Johnson helps form the first integrated teachers' union in Louisville

Johnson and his fellow black teachers started an integrated teacher's union to counteract the whites-only union. They had a difficult time attracting white members until they recognized each union's differing perspectives on educational problems.

Citing this Excerpt

Oral History Interview with Lyman Johnson, July 12, 1990. Interview A-0351. Southern Oral History Program Collection (#4007) in the Southern Oral History Program Collection, Southern Historical Collection, Wilson Library, University of North Carolina at Chapel Hill.

Full Text of the Excerpt

LYMAN JOHNSON:
Oh yes, I had quite a bit to do with starting the Teachers' Federation, Louisville Federation of Teachers, AFL-CIO. Now, at that time between '45, no, we started back about 1942, '41. But from '41 to about '55, white people, generally still steeped in white supremacy, belonged to what they called the Kentucky Educational Association or the Louisville Educational Association. I referred to them as the Association Gang.
JOHN EGERTON:
They were all white?
LYMAN JOHNSON:
Yeah.
JOHN EGERTON:
And was AFL? Was the Louisville Federation, was it all black?
LYMAN JOHNSON:
No, we started out, mostly Negroes started the thing, but we told the national office, "Don't give us a charter until we get some white people to join us, because we don't want a segregated thing. We've got a black association and a white association. We don't want two federations, black and white." I think our charter started out with 36 members. The first 25 we got signed up were black.
JOHN EGERTON:
This was in the '40s?
LYMAN JOHNSON:
About '41. We could have gotten a charter with 25 members, but we wouldn't start because then it would have been an all black affair. Then after we got started, we'd catch hell getting whites to come in. So we waited until we got some, to answer your question, we got 11 people who were willing join with us. They liked the federation attack on educational problems better than they did the association. So they joined in with us. Then we were a mixed organization. The Federation was mixed. Then on the local level, we sort of soft pedaled taking in black members. We didn't just go out and recruit black members.
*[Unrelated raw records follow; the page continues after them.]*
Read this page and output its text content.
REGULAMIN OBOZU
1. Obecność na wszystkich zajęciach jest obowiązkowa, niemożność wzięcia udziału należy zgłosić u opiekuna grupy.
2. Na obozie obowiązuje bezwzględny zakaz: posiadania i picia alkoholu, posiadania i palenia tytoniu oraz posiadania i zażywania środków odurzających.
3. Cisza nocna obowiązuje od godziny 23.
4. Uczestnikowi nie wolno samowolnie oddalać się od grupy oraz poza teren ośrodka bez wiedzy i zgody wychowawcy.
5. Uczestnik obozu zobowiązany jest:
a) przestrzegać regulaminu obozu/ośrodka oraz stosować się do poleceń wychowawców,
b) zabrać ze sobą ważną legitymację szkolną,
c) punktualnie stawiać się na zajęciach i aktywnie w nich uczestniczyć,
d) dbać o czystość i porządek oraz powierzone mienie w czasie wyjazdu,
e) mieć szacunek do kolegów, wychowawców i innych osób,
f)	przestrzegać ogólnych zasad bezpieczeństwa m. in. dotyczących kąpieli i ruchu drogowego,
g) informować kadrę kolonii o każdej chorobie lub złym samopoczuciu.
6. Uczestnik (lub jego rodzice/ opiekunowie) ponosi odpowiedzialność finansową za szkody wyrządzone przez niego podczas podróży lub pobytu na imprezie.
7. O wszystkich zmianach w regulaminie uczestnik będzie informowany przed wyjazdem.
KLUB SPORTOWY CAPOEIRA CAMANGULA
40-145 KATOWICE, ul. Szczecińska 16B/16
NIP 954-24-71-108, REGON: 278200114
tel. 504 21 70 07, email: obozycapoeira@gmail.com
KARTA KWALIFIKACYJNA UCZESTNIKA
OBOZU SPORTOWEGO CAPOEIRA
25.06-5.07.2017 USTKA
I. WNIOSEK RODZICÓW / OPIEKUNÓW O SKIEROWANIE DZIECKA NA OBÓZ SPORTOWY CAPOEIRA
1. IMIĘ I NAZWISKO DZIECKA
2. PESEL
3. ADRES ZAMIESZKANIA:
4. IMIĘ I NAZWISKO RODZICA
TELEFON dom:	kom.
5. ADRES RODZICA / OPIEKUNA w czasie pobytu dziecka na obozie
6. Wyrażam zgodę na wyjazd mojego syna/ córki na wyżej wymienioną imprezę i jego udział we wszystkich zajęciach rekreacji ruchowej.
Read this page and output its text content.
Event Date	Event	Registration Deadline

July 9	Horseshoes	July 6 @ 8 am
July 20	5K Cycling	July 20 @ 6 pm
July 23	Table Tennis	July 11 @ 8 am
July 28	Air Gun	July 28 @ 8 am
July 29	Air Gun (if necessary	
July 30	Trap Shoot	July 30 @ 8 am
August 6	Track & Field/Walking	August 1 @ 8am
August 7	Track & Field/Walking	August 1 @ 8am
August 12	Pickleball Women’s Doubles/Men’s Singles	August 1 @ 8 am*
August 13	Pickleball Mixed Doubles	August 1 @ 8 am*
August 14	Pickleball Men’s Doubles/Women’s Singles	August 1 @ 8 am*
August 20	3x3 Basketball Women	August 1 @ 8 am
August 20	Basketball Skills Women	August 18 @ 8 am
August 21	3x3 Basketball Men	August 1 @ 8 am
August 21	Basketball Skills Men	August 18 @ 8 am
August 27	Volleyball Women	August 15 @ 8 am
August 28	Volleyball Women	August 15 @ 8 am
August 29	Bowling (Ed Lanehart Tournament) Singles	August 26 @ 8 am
We did go out and recruit white members.
JOHN EGERTON:
Trying to get an even balance.
LYMAN JOHNSON:
The percentage was just about one fourth black in the school system, and we were afraid, looking at the general situation from a practical point of view, we were afraid to get more than one fourth or one third blacks, because you've heard of what they call a little tilting point. So as long as we could get whites to come in and be about two-thirds, if not three-fourths, of the total membership, we could still count on getting whites to come in.